Years passed. Emily grew weaker. Lily, now in secondary school, helped Granny, determined not to upset Mum.
“You rest,” she’d say. “I’ll manage.”
“You’re my clever girl,” Margaret would murmur, hugging her.
Then, one afternoon, Mrs. Wilkins stopped them in the lane.
“Goodness, Margaret—your granddaughter’s the spitting image of Grace at that age!”
Lily dug out old photos and saw the resemblance. But she said nothing.
Soon after, Emily collapsed again. The ambulance came, but this time, she didn’t return.
Granny held Lily tightly. “She’s gone, love.”
They visited the grave often, leaving wildflowers. Margaret’s gaze often drifted between Grace’s and Emily’s photos.
At sixteen, Lily finally asked, “Granny, why do I look like Aunt Grace and not Mum?”
Margaret, unwell that day, patted the bed beside her.
“You’re nearly grown now,” she said. “It’s time you knew.”
She explained that Emily and James couldn’t conceive. Then Grace and her husband, Thomas, died in a car crash—their vehicle had skidded off a sharp bend. Lily, just two, had been staying with Margaret.
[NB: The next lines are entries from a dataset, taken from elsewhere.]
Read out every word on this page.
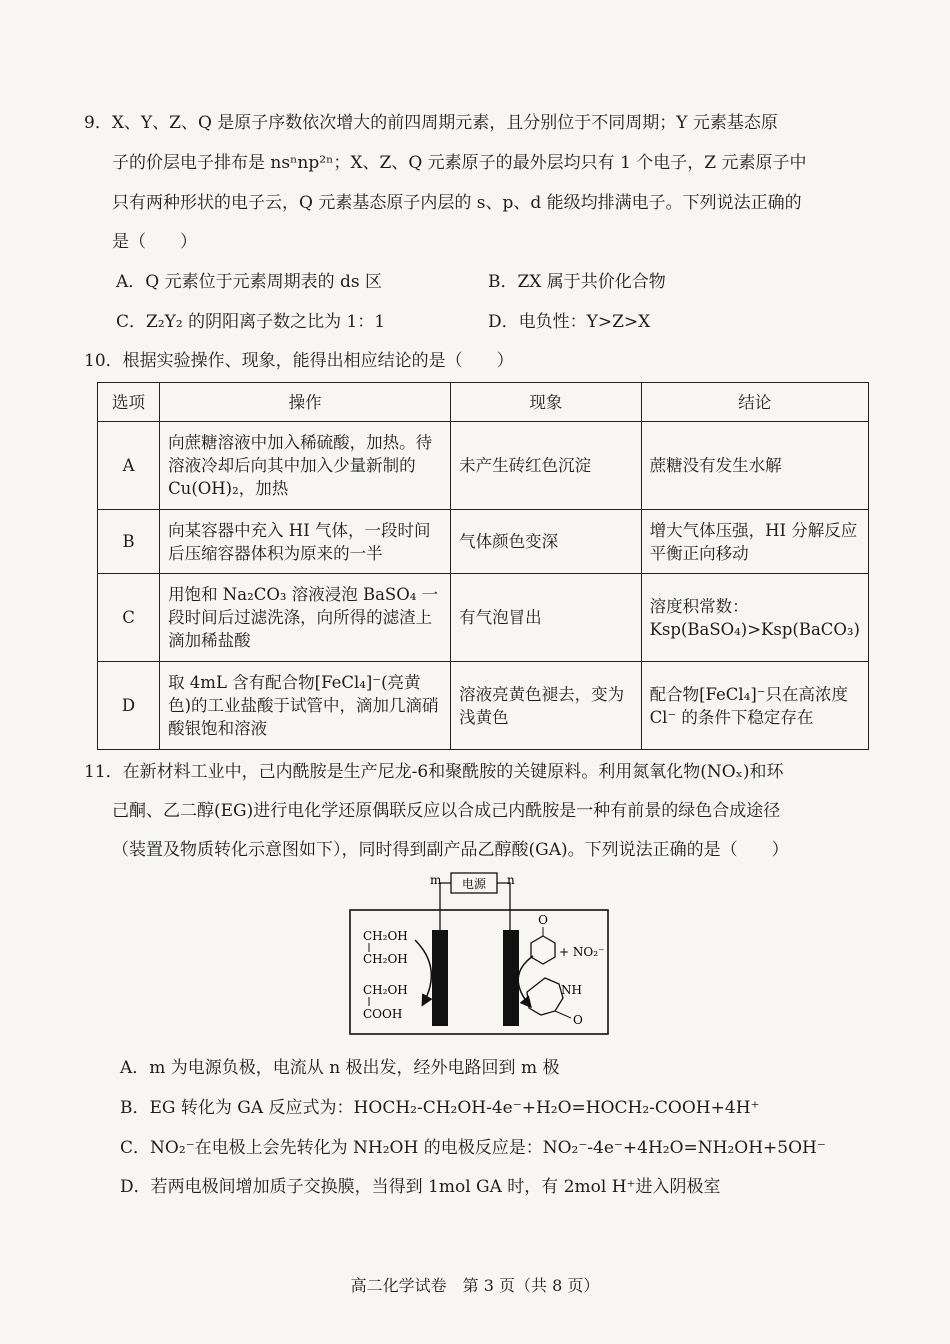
9．X、Y、Z、Q 是原子序数依次增大的前四周期元素，且分别位于不同周期；Y 元素基态原
子的价层电子排布是 nsⁿnp²ⁿ；X、Z、Q 元素原子的最外层均只有 1 个电子，Z 元素原子中
只有两种形状的电子云，Q 元素基态原子内层的 s、p、d 能级均排满电子。下列说法正确的
是（　　）
A．Q 元素位于元素周期表的 ds 区	B．ZX 属于共价化合物
C．Z₂Y₂ 的阴阳离子数之比为 1：1	D．电负性：Y>Z>X
10．根据实验操作、现象，能得出相应结论的是（　　）
选项	操作	现象	结论
A	向蔗糖溶液中加入稀硫酸，加热。待溶液冷却后向其中加入少量新制的 Cu(OH)₂，加热	未产生砖红色沉淀	蔗糖没有发生水解
B	向某容器中充入 HI 气体，一段时间后压缩容器体积为原来的一半	气体颜色变深	增大气体压强，HI 分解反应平衡正向移动
C	用饱和 Na₂CO₃ 溶液浸泡 BaSO₄ 一段时间后过滤洗涤，向所得的滤渣上滴加稀盐酸	有气泡冒出	溶度积常数：Ksp(BaSO₄)>Ksp(BaCO₃)
D	取 4mL 含有配合物[FeCl₄]⁻(亮黄色)的工业盐酸于试管中，滴加几滴硝酸银饱和溶液	溶液亮黄色褪去，变为浅黄色	配合物[FeCl₄]⁻只在高浓度 Cl⁻ 的条件下稳定存在
11．在新材料工业中，己内酰胺是生产尼龙-6和聚酰胺的关键原料。利用氮氧化物(NOₓ)和环
己酮、乙二醇(EG)进行电化学还原偶联反应以合成己内酰胺是一种有前景的绿色合成途径
（装置及物质转化示意图如下），同时得到副产品乙醇酸(GA)。下列说法正确的是（　　）
m	n
电源
CH₂OH
CH₂OH
CH₂OH
COOH
O
+ NO₂⁻
NH
O
A．m 为电源负极，电流从 n 极出发，经外电路回到 m 极
B．EG 转化为 GA 反应式为：HOCH₂-CH₂OH-4e⁻+H₂O=HOCH₂-COOH+4H⁺
C．NO₂⁻在电极上会先转化为 NH₂OH 的电极反应是：NO₂⁻-4e⁻+4H₂O=NH₂OH+5OH⁻
D．若两电极间增加质子交换膜，当得到 1mol GA 时，有 2mol H⁺进入阴极室
高二化学试卷　第 3 页（共 8 页）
Emily and James took her in.
Lily gasped. “Grace was my real mother?”
Margaret nodded. “But Emily loved you as her own.”
There was more. James had been driving the lorry that night. Exhausted, he’d missed a sign, clipped Grace’s car, and fled. He confessed to Emily, and they buried the truth.
Lily was stunned. She had two mothers—yet both were gone.
Years later, she became a doctor, married a colleague, and brought Margaret to live with them. She even saw her great-grandsons, Oliver and Henry, before Margaret passed.
They buried her in the village, beside the family she’d loved.